One unselfish person with passion,
skill, courage, and patience changes things.

First, identify untapped opportunities:

  1. Few resources.
  2. Low cost.
  3. Observable results.
  4. Ignites your passion.

Look for something you can lead, not others.

Focus on bringing positive benefit not solving problems or pushing dead weight. Maintain positive focus. Most importantly, forget about convincing the entire team to join you.

Second, leverage allies:

  1. Approach people of influence and bring up your list of untapped opportunities. “I’ve been mulling over…”
  2. Avoid selling your ideas, just lay them out. Ask for more.
  3. Look for something that makes their eyes twinkle and explore it.
  4. Never develop ideas with people who don’t care. Leave them behind if you must.

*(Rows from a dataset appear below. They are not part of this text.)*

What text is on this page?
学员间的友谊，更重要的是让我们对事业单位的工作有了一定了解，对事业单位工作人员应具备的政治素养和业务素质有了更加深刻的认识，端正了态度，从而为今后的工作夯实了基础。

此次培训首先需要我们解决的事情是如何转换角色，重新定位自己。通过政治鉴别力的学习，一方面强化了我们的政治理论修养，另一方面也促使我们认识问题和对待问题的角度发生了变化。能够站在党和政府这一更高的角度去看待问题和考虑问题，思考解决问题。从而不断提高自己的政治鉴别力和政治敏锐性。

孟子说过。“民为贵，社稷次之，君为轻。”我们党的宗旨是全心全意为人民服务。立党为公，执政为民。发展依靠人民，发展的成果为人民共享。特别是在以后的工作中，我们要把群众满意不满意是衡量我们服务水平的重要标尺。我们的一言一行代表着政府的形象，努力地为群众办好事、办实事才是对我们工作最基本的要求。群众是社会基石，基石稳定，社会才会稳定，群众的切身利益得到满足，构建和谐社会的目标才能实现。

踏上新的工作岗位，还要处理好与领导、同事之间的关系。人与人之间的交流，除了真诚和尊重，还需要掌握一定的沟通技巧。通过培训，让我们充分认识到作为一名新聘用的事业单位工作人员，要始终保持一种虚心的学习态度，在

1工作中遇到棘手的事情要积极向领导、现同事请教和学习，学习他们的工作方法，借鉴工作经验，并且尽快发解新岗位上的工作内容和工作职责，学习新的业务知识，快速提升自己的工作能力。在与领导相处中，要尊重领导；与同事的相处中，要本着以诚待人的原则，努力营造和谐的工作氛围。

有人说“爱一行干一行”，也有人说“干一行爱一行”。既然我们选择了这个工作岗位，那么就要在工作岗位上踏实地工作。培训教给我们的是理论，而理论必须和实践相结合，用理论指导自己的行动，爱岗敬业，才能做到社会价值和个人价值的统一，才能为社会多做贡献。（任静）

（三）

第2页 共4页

Have coffee-conversations and toss ideas around until a few bubble to the top. Don’t push people, ignite them. Pushing invites resistance.

Third, pull the trigger:

  1. Choose an opportunity with the most supporters. (Back to looking for the twinkling eyes)
  2. Take personal responsibility. “I’m moving forward with …”
  3. Ask for suggestions.
  4. Develop and share your plan with influencers who buy-in.
  5. Do it on a small scale and share results.
  6. Don’t apologize if criticized; own it.

Key:

Look for the biggest bang for the fewest bucks. Remember, something is better than nothing.

How can frustrated leaders create positive impact in organizations where leadership teams are dead weight?